Dans le cadre du programme Ramadanyate, initié par Book Club Le Matin, le Sofitel Rabat a reçu le mardi 4 avril 2023 Faouzi Skalli pour présenter «Le face à face des cœurs, le soufisme d’aujourd’hui». Une veillée ramadanesque, modérée par Souad Badri, ô combien spirituelle!
Ecrivain, Anthropologue et Président du Festival de la Musique Soufie, Faouzi Skalli ne passe pas inaperçu. Figure incontournable du paysage culturel, il ne cesse, à travers ses écrits, ses conférences et autres festivals de faire le plaidoyer du soufisme comme vision du monde et antidote contre l’intégrisme et l’intolérance. Parmi ses initiatives, citons en exemple, le colloque international «Une âme pour la mondialisation», organisé depuis 2001 en parallèle du Festival de Fès des musiques sacrées du monde. Une rencontre qui tend à devenir une sorte de contrepoint aux forums mondiaux économiques et sociaux.

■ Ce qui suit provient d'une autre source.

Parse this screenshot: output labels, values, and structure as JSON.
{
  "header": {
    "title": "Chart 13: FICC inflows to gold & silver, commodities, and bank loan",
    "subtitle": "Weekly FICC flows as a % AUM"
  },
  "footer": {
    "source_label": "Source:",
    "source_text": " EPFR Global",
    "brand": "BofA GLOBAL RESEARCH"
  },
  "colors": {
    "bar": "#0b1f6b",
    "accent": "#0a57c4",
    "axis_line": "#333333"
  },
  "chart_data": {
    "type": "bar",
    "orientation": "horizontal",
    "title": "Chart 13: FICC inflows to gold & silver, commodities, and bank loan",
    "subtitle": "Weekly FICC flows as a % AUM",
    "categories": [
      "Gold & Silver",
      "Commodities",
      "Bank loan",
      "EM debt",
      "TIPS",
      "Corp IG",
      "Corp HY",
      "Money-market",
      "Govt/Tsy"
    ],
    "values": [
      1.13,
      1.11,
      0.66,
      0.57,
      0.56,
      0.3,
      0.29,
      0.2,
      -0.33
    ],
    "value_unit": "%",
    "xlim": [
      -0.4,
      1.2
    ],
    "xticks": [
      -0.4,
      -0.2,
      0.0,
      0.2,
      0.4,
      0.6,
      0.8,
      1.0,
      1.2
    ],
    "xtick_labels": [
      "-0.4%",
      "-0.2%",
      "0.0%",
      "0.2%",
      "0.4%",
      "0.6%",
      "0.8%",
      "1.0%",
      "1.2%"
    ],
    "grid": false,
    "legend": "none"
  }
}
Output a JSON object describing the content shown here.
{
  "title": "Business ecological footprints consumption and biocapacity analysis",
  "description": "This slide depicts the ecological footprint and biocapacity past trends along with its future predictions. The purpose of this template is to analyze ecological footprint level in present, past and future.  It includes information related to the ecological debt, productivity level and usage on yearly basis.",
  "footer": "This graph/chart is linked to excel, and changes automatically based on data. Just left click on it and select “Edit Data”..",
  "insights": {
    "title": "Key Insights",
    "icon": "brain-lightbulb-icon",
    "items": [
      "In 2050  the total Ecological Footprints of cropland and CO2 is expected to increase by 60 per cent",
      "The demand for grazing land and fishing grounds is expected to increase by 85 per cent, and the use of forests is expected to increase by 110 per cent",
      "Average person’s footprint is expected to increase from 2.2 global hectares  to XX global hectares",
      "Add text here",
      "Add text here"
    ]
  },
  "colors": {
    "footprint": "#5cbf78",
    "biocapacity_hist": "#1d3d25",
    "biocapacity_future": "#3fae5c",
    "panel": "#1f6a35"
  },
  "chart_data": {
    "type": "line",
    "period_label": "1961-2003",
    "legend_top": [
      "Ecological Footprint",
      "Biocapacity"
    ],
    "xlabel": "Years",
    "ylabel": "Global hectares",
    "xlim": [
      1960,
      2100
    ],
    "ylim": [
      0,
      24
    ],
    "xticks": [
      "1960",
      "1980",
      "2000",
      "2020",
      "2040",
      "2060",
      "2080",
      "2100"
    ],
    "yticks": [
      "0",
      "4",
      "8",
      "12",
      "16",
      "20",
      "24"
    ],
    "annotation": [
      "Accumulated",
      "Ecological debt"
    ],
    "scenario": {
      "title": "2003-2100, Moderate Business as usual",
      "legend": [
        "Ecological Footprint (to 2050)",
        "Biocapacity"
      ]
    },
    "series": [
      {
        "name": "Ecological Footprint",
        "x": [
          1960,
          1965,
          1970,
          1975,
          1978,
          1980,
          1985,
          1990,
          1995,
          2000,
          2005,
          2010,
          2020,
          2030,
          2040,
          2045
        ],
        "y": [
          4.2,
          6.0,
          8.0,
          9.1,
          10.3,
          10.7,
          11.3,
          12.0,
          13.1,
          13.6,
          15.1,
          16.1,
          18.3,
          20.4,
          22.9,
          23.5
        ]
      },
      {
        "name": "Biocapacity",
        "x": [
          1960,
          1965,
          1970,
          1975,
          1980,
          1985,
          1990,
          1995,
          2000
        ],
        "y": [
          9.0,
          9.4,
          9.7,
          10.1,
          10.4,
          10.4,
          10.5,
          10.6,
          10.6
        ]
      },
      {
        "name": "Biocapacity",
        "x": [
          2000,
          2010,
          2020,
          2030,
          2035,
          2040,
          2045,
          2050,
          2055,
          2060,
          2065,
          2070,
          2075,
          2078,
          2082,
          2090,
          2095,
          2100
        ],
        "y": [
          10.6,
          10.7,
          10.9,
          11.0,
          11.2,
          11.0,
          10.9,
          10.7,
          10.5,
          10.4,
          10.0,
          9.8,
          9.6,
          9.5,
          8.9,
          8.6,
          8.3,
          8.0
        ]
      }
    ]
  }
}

Auteur francophone prolifique, on lui doit, entre autres, «La Voie soufie», Albin Michel, Spiritualités Vivantes, 1985, «Traces de lumière, paroles initiatiques soufies, Albin Michel, Spiritualités Vivantes, 1996, «Saints et sanctuaires de Fès», éd. Marsam, 2007, «Moïse dans la tradition soufie», Albin Michel, 2011 et «Le Face à face des cœurs, le soufisme aujourd’hui», Editions du Relié, 2000, Presses Pocket, 2002.
Le soufisme, un état d’être
Depuis sa lecture du «Livre du dedans» de Jalâl ud Dîn Rûmî et sa rencontre avec Sidi Hamza al Qâdiri al Boutchichi, dont il devient le disciple, Faouzi Skalli nage dans l’océan de la mystique musulmane. Au fil des ans, des recherches et des initiatives, il devient incollable sur le sujet. C’est devant un parterre de personnalités, d’hommes et de femmes des lettres et des arts qu’il a survolé le sujet traitant mille et une questions liées au soufisme, à son histoire, à ses figures et surtout aux réponses qu’il peut offrir pour donner sens à un monde qui a l’air de perdre la boussole.
Le soufisme, à travers son héritage, ses déclinaisons littéraires et artistiques, est un patrimoine mondial de l’humanité. Qu’il soit d’Orient ou d’Occident, ses grands noms véhiculent une sagesse et un humanisme qui transcendent cultures et frontières. Les Ibn al Farid, Hllaj, Jala Eddine Rumi, Ibn Arabi, Ibn Ajiba, Abou Yaâza Yennour, Abou Medyene El Ghaout, Chams de Tabriz et autre Farid Eddine El Attar sont, au-delà de leur appartenance territoriale et religieuse, des figures universelles.
Des soufis qui ont de tout temps vécu leur foi avec humilité et ferveur en respectant la pluralité des pensées. Leurs écrits, leur sagesse, imprégnée par l’ invitation à l’hospitalité et à la tolérance, sont d’une actualité brûlante. D’après Faouzi Skalli, on peut y trouver des réponses aux grands défis du monde à l’ère mondialisée et globale.
Il évoque l’environnement et l’écologie, le transhumanisme et les migrations, l’intégrisme et son corollaire le terrorisme…S’appuyant sur l’histoire de la mystique musulmane, il en dresse les pages brillantes, les pages d’un islam de lumière. Une religion qui ne s’oppose pas aux acquis de l’humanisme mais lui insuffle une âme. On croit revivre les débats autour du rapport, entre foi et raison, qui ont marqué l’histoire de la civilisation musulmane entre Ghazali, Averroès et Ibn Arabi.
De là, le besoin d’associer savoir et spiritualité, science et sagesse car la «Science sans conscience n’est que ruine de l’âme». Parmi les sujets d’actualité, les développements foudroyants et inouïs de l’intelligence artificielle. Faouzi Skalli disait déjà que «Sans spiritualité, la pente des NTIC actuelle nous amène d’une façon certaine vers le remplacement pur et simple de notre humanité par une post-humanité supposée supérieure et plus performante.» De là, son appel pour l’émergence d’un humanisme spirituel.